I stare down into the deep brown eyes of a small, kind-hearted child as I wearily ask him for the hundredth time to do as he is told. To stop talking. To stop climbing up the slide. To stop throwing dirt. To keep his hands to himself. I don’t always grant this poor child grace. I don’t always speak to him kindly or lovingly. But he still shows me love. He still shows me grace. On some days when he has worn on my heart and patience, he runs up to hug me before he leaves. He still wants to hold my hand when I walk beside him and he still tells me funny stories about his life despite the fact that I put him in time out five minutes earlier.
Unfortunately I don’t always see him this way, but this child is a blessing. He reminds me of my human nature. He reminds me of myself. He reminds me of my desire to be loved and cared for and of my sometimes stubborn heart and cast iron will.

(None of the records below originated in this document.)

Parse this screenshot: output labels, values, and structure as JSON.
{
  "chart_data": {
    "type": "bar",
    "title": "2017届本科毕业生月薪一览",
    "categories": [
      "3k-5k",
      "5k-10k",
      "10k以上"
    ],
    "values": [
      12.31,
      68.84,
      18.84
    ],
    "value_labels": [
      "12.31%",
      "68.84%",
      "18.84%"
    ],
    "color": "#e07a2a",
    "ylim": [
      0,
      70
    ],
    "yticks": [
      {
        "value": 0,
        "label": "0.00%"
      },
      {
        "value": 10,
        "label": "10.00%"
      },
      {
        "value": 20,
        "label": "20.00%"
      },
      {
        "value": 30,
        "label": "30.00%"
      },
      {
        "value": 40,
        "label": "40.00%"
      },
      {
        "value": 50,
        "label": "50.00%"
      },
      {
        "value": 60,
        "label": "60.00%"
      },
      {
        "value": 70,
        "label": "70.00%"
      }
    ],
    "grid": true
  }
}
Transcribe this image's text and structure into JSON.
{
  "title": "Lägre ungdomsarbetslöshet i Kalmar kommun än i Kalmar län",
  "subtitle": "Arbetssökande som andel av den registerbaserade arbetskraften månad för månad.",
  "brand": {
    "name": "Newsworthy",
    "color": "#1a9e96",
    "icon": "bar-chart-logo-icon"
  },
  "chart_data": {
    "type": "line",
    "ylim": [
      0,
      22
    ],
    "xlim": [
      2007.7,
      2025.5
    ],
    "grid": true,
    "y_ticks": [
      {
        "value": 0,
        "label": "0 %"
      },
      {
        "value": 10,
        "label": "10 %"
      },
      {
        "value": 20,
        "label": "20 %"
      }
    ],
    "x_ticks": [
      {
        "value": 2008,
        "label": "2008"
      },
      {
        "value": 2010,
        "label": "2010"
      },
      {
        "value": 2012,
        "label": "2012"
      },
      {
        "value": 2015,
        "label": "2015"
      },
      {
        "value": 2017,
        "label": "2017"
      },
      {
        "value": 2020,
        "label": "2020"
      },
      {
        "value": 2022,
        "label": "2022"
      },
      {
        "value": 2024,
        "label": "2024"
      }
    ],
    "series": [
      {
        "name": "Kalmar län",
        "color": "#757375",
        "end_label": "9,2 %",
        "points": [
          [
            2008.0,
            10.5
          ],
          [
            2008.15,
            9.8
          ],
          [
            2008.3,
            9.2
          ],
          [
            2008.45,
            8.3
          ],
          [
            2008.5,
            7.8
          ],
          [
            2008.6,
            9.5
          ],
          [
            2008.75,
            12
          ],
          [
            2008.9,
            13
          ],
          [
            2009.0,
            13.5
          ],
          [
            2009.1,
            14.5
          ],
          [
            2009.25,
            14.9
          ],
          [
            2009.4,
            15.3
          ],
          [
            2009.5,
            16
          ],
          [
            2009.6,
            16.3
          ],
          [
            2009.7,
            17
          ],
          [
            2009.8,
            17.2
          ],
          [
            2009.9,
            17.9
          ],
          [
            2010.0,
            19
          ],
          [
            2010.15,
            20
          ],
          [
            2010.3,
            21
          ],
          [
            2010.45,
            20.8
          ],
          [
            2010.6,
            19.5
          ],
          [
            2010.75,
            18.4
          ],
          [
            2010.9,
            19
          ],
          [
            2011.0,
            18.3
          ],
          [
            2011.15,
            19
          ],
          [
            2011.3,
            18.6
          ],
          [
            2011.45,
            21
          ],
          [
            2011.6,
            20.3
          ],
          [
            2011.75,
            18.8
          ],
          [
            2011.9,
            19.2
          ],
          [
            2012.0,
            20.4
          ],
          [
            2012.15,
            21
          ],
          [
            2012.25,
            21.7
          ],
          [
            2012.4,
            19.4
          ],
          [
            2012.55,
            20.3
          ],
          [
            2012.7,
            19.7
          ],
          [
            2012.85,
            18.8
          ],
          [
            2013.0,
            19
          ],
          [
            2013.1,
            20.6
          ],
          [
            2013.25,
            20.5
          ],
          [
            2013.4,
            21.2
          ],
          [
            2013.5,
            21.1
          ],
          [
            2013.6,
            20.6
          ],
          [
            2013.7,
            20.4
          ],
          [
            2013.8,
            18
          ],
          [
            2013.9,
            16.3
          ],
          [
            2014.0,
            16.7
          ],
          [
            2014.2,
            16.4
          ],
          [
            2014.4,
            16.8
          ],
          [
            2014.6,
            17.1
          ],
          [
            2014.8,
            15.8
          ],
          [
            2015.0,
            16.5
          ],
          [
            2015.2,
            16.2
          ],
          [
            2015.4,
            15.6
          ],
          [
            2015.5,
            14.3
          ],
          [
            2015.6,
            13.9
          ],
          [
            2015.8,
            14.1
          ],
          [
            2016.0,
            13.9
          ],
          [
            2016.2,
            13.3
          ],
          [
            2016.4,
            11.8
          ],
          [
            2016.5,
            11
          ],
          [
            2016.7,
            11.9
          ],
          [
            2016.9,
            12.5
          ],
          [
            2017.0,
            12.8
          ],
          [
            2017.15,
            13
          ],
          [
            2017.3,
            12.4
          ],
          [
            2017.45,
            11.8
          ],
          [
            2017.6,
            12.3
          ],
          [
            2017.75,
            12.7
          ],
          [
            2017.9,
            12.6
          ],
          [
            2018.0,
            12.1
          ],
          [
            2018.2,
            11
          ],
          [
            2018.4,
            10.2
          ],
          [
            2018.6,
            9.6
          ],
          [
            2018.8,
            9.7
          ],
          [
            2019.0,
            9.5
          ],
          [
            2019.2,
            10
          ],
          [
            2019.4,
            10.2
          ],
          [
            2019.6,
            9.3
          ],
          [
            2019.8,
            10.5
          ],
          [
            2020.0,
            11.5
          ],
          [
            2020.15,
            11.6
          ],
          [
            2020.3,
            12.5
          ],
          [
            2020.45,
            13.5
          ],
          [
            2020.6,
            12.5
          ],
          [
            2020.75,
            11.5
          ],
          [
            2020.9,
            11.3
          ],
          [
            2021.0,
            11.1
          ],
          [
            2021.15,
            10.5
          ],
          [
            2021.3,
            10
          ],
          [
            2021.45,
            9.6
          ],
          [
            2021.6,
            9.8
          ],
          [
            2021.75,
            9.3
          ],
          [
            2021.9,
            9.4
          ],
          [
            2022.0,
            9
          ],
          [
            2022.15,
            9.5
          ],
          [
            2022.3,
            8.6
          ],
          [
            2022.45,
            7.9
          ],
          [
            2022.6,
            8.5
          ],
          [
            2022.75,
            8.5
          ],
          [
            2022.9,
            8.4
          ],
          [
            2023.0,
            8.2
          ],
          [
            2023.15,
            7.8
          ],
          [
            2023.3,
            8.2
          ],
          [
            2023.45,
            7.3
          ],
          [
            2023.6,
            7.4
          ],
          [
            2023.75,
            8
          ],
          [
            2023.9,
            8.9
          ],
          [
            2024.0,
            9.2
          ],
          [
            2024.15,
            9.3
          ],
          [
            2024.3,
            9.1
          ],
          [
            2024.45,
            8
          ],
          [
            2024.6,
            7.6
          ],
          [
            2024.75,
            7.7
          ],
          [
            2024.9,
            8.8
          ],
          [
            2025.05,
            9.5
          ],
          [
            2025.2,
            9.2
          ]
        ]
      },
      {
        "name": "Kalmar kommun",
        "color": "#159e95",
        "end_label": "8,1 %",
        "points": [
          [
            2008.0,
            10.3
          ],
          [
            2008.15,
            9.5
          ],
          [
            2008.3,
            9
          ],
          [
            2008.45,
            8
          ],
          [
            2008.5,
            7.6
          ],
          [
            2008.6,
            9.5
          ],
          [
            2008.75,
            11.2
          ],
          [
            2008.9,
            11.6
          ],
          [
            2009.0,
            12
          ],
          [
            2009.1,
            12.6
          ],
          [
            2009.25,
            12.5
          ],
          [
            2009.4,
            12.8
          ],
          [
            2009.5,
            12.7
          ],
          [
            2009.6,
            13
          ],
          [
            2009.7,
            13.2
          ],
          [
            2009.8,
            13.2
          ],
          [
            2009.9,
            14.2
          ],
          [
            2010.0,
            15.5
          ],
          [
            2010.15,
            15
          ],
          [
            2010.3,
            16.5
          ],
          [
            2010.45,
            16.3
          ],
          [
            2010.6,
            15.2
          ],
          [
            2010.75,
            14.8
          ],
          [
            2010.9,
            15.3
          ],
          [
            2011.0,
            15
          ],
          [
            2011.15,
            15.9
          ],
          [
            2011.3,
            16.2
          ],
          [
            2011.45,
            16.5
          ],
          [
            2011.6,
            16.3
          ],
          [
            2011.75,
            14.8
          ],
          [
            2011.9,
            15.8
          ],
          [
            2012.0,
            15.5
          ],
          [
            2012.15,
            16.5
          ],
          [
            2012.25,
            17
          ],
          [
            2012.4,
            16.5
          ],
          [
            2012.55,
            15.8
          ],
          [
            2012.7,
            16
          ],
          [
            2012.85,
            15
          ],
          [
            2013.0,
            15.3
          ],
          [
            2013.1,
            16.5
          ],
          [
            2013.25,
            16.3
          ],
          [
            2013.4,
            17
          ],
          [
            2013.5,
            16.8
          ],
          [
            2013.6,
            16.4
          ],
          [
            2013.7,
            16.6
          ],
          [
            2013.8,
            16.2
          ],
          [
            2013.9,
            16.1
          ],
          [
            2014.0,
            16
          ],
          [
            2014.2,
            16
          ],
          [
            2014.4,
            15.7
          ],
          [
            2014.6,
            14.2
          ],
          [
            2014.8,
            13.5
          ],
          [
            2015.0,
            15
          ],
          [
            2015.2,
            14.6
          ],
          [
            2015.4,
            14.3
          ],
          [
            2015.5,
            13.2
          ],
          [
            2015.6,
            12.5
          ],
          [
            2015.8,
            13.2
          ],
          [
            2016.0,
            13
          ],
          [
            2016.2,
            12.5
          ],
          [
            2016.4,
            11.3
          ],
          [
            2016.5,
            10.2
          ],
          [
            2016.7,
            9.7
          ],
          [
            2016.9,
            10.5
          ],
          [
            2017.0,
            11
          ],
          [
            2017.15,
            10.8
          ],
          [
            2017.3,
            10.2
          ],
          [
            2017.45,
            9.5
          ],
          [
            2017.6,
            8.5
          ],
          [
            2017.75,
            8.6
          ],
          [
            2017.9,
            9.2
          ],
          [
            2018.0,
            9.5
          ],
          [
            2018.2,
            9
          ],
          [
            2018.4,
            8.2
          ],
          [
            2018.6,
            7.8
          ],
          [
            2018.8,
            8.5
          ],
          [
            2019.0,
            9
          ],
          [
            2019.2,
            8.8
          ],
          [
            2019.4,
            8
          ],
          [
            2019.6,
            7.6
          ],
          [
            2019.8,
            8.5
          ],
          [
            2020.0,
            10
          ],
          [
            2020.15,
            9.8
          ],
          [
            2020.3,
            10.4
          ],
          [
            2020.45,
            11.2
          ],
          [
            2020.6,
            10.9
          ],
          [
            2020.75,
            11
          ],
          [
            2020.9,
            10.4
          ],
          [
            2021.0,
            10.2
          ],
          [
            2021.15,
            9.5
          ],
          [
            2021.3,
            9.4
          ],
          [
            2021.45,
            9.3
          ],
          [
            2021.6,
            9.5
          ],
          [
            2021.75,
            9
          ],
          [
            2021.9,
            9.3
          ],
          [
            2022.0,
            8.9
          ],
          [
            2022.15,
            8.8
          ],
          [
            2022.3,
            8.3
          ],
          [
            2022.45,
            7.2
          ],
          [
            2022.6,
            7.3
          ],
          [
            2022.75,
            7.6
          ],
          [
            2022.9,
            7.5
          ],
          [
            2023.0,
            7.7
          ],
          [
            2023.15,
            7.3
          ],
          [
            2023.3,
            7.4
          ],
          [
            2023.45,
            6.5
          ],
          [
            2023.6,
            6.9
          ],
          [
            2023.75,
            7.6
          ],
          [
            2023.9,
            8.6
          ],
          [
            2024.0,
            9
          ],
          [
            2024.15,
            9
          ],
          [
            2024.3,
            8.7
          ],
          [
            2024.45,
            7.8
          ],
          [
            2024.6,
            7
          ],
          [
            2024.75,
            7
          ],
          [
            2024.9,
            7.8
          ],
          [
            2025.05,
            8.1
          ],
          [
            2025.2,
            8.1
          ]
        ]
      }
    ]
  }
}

I know you supposedly grow wiser as you grow older, but in some ways these children that I work with are a little ahead of me. Of the children I work with, the majority of them will return my sometimes harsh correction with a smile and a hug. How willing am I to be that loving? Or that gracious? I can hold on to a grudge for an embarrassing amount of time. I run short on patience and understanding so often.
This child is patient with me even though I’m sometimes not patient with him. Children are so generous with their love and affection despite who you are or what you’ve done. One of the reasons that I love children is because they are willing to tell you they love you before telling you their name or even knowing yours.
They show me how I should live.
I should love unconditionally and without reservations.
I should forgive and forget easily.
I should grant grace generously.
As we grow up, the world makes us hard. It forces us to build a wall around our heart. We forget how to love and give. We forget to show grace and forgiveness.
When we were little, a stolen toy was solved by an apology and a hug, then you kept on playing like nothing ever happened. As we get older, apologies become harder to accept and harder to give. We don’t go on about our life like nothing ever happened, we decide to hold grudges instead.
When we were little, we didn’t care what anyone wore or what they looked like. We accepted everyone anyways. Now, it seems like acceptance has to be earned by what brand names you wear or the dollar amount in the bank.
“And he said: ‘Truly I tell you, unless you change and become like little children, you will never enter the kingdom of heaven. Therefore, whoever takes the lowly position of this child is the greatest in the kingdom of heaven.” Matthew 18: 3-4
Jesus tells us to live as children, to humble yourself and live like a child lives. To do that means to love and forgive like you did before the world turned your heart into stone. It means to grant grace and kindness without conditions. As I try to learn how to live graciously, I pray that God gives me the love and patience that this precious child has. God bless the little children.